I have some trouble understanding the following proof, were I can't even figure out how some terms are defined. But first I state some definitions and preliminary lemmas.
- A transformation semigroup $T = (P,S)$ is a semigroup $S$ equipped with a faithful action of $S$ on $P$.
- With each finite set $R$ associate the transformation semigroup $(R,R)$ defined by the action $r\cdot s = s$ for every $r,s \in R$. In particular, if $R = \{ 1,\ldots, n\}$, this transformation semigroup is usually denoted by $\overline{ \mathbf{n}}$
- For each $n > 0$, let $\mathbf D_n$ be the class of finite semigroups $S$ such that, for all $s_0, s_1, \ldots, s_n$ in $S$, $s_0 s_1 \cdots s_n = s_1 \cdots s_n$. In such a semigroup, a product of more than $n$ elements is determined by the last $n$ elements.
- A transformation semigroup $(P,s)$ divides a transformation semigroup $(Q,T)$ if there exists a surjective function $\pi : Q \to P$ and, for every $s \in S$, an element $\widehat{s} \in T$, called a cover of $s$, such that, for each $q \in Q, \pi(q)\cdot s = \pi(q\cdot \widehat{s})$.
The usefulness of such an cover comes from the fact that for transformation semigroups $(P,S)$ and $(Q,T)$, if such an cover exists, then the semigroups $S$ and $T$ divide each other in the usual sense, meaning there exists a surjective morphism between them.

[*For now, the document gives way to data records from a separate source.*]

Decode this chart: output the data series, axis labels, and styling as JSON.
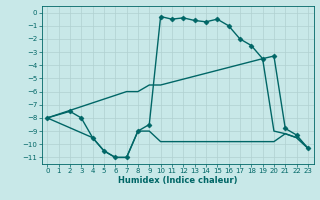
{
  "xlabel": "Humidex (Indice chaleur)",
  "background_color": "#c8e8e8",
  "grid_color": "#b0d0d0",
  "line_color": "#006666",
  "xlim": [
    -0.5,
    23.5
  ],
  "ylim": [
    -11.5,
    0.5
  ],
  "xticks": [
    0,
    1,
    2,
    3,
    4,
    5,
    6,
    7,
    8,
    9,
    10,
    11,
    12,
    13,
    14,
    15,
    16,
    17,
    18,
    19,
    20,
    21,
    22,
    23
  ],
  "yticks": [
    0,
    -1,
    -2,
    -3,
    -4,
    -5,
    -6,
    -7,
    -8,
    -9,
    -10,
    -11
  ],
  "series": [
    {
      "x": [
        0,
        2,
        3,
        4,
        5,
        6,
        7,
        8,
        9,
        10,
        11,
        12,
        13,
        14,
        15,
        16,
        17,
        18,
        19,
        20,
        21,
        22,
        23
      ],
      "y": [
        -8,
        -7.5,
        -8,
        -9.5,
        -10.5,
        -11,
        -11,
        -9,
        -8.5,
        -0.3,
        -0.5,
        -0.4,
        -0.6,
        -0.7,
        -0.5,
        -1.0,
        -2.0,
        -2.5,
        -3.5,
        -3.3,
        -8.8,
        -9.3,
        -10.3
      ],
      "marker": "D",
      "markersize": 2.5,
      "linewidth": 1.0,
      "has_marker": true
    },
    {
      "x": [
        0,
        7,
        8,
        9,
        10,
        19,
        20,
        21,
        22,
        23
      ],
      "y": [
        -8,
        -6.0,
        -6.0,
        -5.5,
        -5.5,
        -3.5,
        -9.0,
        -9.2,
        -9.5,
        -10.3
      ],
      "marker": null,
      "markersize": 0,
      "linewidth": 1.0,
      "has_marker": false
    },
    {
      "x": [
        0,
        4,
        5,
        6,
        7,
        8,
        9,
        10,
        19,
        20,
        21,
        22,
        23
      ],
      "y": [
        -8,
        -9.5,
        -10.5,
        -11,
        -11,
        -9,
        -9,
        -9.8,
        -9.8,
        -9.8,
        -9.2,
        -9.5,
        -10.3
      ],
      "marker": null,
      "markersize": 0,
      "linewidth": 1.0,
      "has_marker": false
    }
  ]
}
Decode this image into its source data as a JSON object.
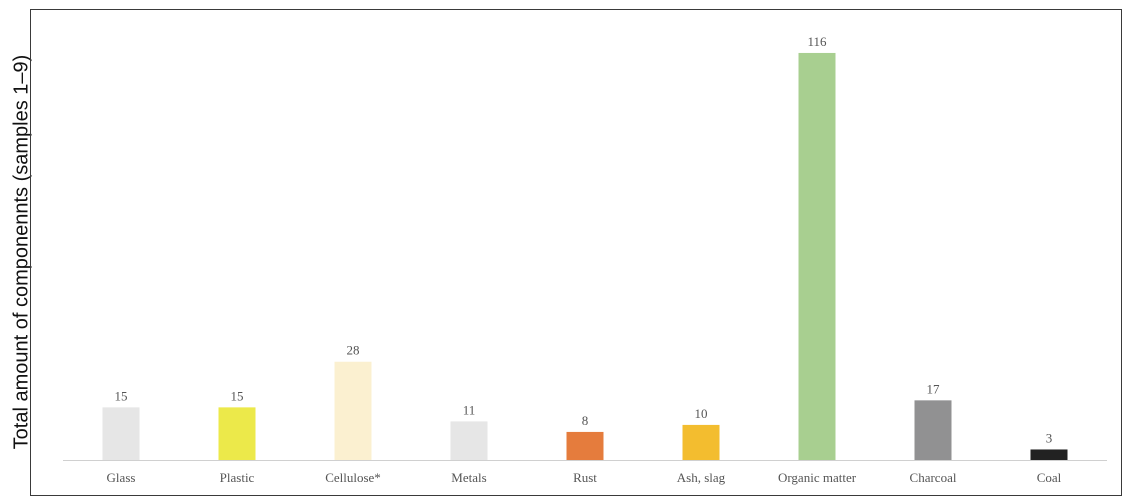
{
  "chart_data": {
    "type": "bar",
    "title": "",
    "xlabel": "",
    "ylabel": "Total amount of componennts (samples 1–9)",
    "ylim": [
      0,
      120
    ],
    "grid": false,
    "categories": [
      "Glass",
      "Plastic",
      "Cellulose*",
      "Metals",
      "Rust",
      "Ash, slag",
      "Organic matter",
      "Charcoal",
      "Coal"
    ],
    "values": [
      15,
      15,
      28,
      11,
      8,
      10,
      116,
      17,
      3
    ],
    "value_labels": [
      "15",
      "15",
      "28",
      "11",
      "8",
      "10",
      "116",
      "17",
      "3"
    ],
    "colors": [
      "#e6e6e6",
      "#ece94a",
      "#fbf0d0",
      "#e6e6e6",
      "#e57c3d",
      "#f3bd2f",
      "#a8cf90",
      "#919192",
      "#222222"
    ]
  }
}
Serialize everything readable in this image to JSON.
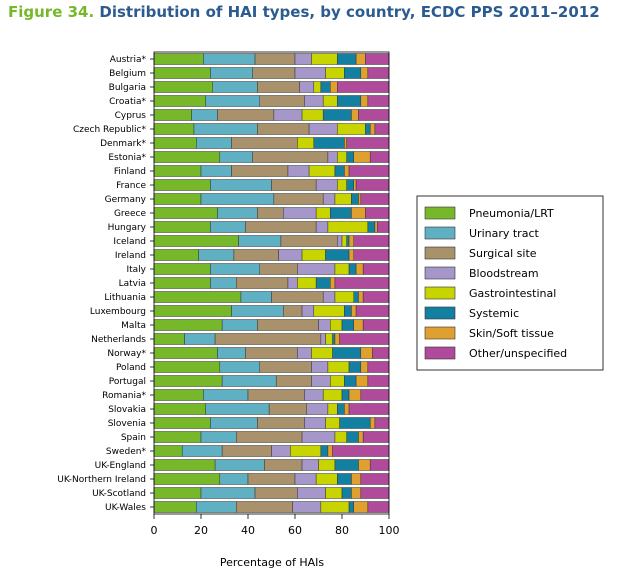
{
  "figure": {
    "number": "Figure 34.",
    "title": "Distribution of HAI types, by country, ECDC PPS 2011–2012"
  },
  "chart_data": {
    "type": "bar",
    "orientation": "horizontal",
    "stacked": true,
    "title": "Distribution of HAI types, by country, ECDC PPS 2011–2012",
    "xlabel": "Percentage of HAIs",
    "ylabel": "",
    "xlim": [
      0,
      100
    ],
    "xticks": [
      0,
      20,
      40,
      60,
      80,
      100
    ],
    "grid": false,
    "legend_position": "right",
    "categories": [
      "Austria*",
      "Belgium",
      "Bulgaria",
      "Croatia*",
      "Cyprus",
      "Czech Republic*",
      "Denmark*",
      "Estonia*",
      "Finland",
      "France",
      "Germany",
      "Greece",
      "Hungary",
      "Iceland",
      "Ireland",
      "Italy",
      "Latvia",
      "Lithuania",
      "Luxembourg",
      "Malta",
      "Netherlands",
      "Norway*",
      "Poland",
      "Portugal",
      "Romania*",
      "Slovakia",
      "Slovenia",
      "Spain",
      "Sweden*",
      "UK-England",
      "UK-Northern Ireland",
      "UK-Scotland",
      "UK-Wales"
    ],
    "series": [
      {
        "name": "Pneumonia/LRT",
        "color": "#76b82a",
        "values": [
          21,
          24,
          25,
          22,
          16,
          17,
          18,
          28,
          20,
          24,
          20,
          27,
          24,
          36,
          19,
          24,
          24,
          37,
          33,
          29,
          13,
          27,
          28,
          29,
          21,
          22,
          24,
          20,
          12,
          26,
          28,
          20,
          18
        ]
      },
      {
        "name": "Urinary tract",
        "color": "#5fb0c2",
        "values": [
          22,
          18,
          19,
          23,
          11,
          27,
          15,
          14,
          13,
          26,
          31,
          17,
          15,
          18,
          15,
          21,
          11,
          13,
          22,
          15,
          13,
          12,
          17,
          23,
          19,
          27,
          20,
          15,
          17,
          21,
          12,
          23,
          17
        ]
      },
      {
        "name": "Surgical site",
        "color": "#a8916b",
        "values": [
          17,
          18,
          18,
          19,
          24,
          22,
          28,
          32,
          24,
          19,
          21,
          11,
          30,
          24,
          19,
          16,
          22,
          22,
          8,
          26,
          45,
          22,
          22,
          15,
          24,
          16,
          20,
          28,
          21,
          16,
          20,
          18,
          24
        ]
      },
      {
        "name": "Bloodstream",
        "color": "#a597c9",
        "values": [
          7,
          13,
          6,
          8,
          12,
          12,
          0,
          4,
          9,
          9,
          5,
          14,
          5,
          2,
          10,
          16,
          4,
          5,
          5,
          5,
          2,
          6,
          7,
          8,
          8,
          9,
          9,
          14,
          8,
          7,
          9,
          12,
          12
        ]
      },
      {
        "name": "Gastrointestinal",
        "color": "#c8d400",
        "values": [
          11,
          8,
          3,
          6,
          9,
          12,
          7,
          4,
          11,
          4,
          7,
          6,
          17,
          2,
          10,
          6,
          8,
          8,
          13,
          5,
          3,
          9,
          9,
          6,
          8,
          4,
          6,
          5,
          13,
          7,
          9,
          7,
          12
        ]
      },
      {
        "name": "Systemic",
        "color": "#1380a1",
        "values": [
          8,
          7,
          4,
          10,
          12,
          2,
          13,
          3,
          4,
          3,
          3,
          9,
          3,
          1,
          10,
          3,
          6,
          2,
          3,
          5,
          1,
          12,
          5,
          5,
          3,
          3,
          13,
          5,
          3,
          10,
          6,
          4,
          2
        ]
      },
      {
        "name": "Skin/Soft tissue",
        "color": "#e0a030",
        "values": [
          4,
          3,
          3,
          3,
          3,
          2,
          1,
          7,
          2,
          1,
          1,
          6,
          1,
          2,
          2,
          3,
          2,
          2,
          2,
          4,
          2,
          5,
          3,
          5,
          5,
          2,
          2,
          2,
          2,
          5,
          4,
          4,
          6
        ]
      },
      {
        "name": "Other/unspecified",
        "color": "#b04a9a",
        "values": [
          10,
          9,
          22,
          9,
          13,
          6,
          18,
          8,
          17,
          14,
          12,
          10,
          5,
          15,
          15,
          11,
          23,
          11,
          14,
          11,
          21,
          7,
          9,
          9,
          12,
          17,
          6,
          11,
          24,
          8,
          12,
          12,
          9
        ]
      }
    ]
  }
}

Now let $T$ act on $S$ from the left and let $X = (P,S)$ and $Y = (Q,T)$ be transformations semigroup with those semigroups, then their wreath product is denoted by $X \circ Y$.
Lemma: If $2^k > n$, then $\overline{\mathbf{n}}$ divides $\overline{\mathbf{2^k}}$.
Proposition: Let $S$ be a semigroup of $\mathbf D_n$ and let $T = S\cup \{t\}$, where $t$ is a new element. Then $(S^1, S)$ divides $(T,T) \circ \cdots \circ (T,T)$ ($n$ times).
Proof: Let $\varphi : T^n \to S^1$ be the partial function defined on sequences of the form $(t,\ldots,t,x_i,\ldots,x_1)$ where $x_1,\ldots, x_i \in S$ by $$ \varphi(t,\ldots, t, x_i,\ldots, x_1) = \left\{ \begin{array}{ll} x_i\cdots x_1 & \mbox{if } i > 0 \\ 1 & \mbox{if } i = 0 \end{array}\right. $$ Clearly $\varphi$ is surjective. If $s \in S$, we set $\widehat{s} = (f_{n-1},\ldots, f_1, s)$, where for $1 \le i \le n-1, f_i : T^i \to T$ is defined by $(t_i,\ldots, t_1)\cdot f_i = t_i$. Thus $$ (t_n, \ldots, t_1) \widehat{s} = (t_{n-1}, \ldots, t_1, s). $$ It follows that if $p = (t, \ldots, t, x_i,\ldots, x_1)$ is in the domain of $\varphi$, then $p\cdot \widehat{s}$ is also in the domain of $\varphi$ and $\varphi(p\cdot\widehat{s}) = \varphi(p)\cdot s$. This proves the propostion. $\square$
Corollary: Every semigroup of $\mathbf D_n$ divides a wreath product of copies of $\overline{\mathbf{2}}$.
Now my qestions, first I don't even understand how the semigroup $T$ is formed, because nowhere is the product with this adjoined element declared. Also I don't see how the Corollary is implied, what has the wreath product of $(T,T)$ to do with copies of $\overline{\mathbf{2}}$?
EDIT: These defintions and the lemma come from the Book Infinite Words by J.E.Pin and D.Perrin, which could be seen here on Google Books.
(1) You gave yourself the definition of the transformation semigroup $(T,T)$ (see 2. With each finite set etc.). You also recalled that $(T,T)$ is isomorphic to $\bar n$, where $n = |T|$.
(2) Your quote of the Lemma is incorrect. The correct statement (Lemma 4.10 in the book) is
Lemma: If $2^k > n$, then $\bar{\mathbf{n}}$ divides ${\bar{\mathbf{2}}}^k$.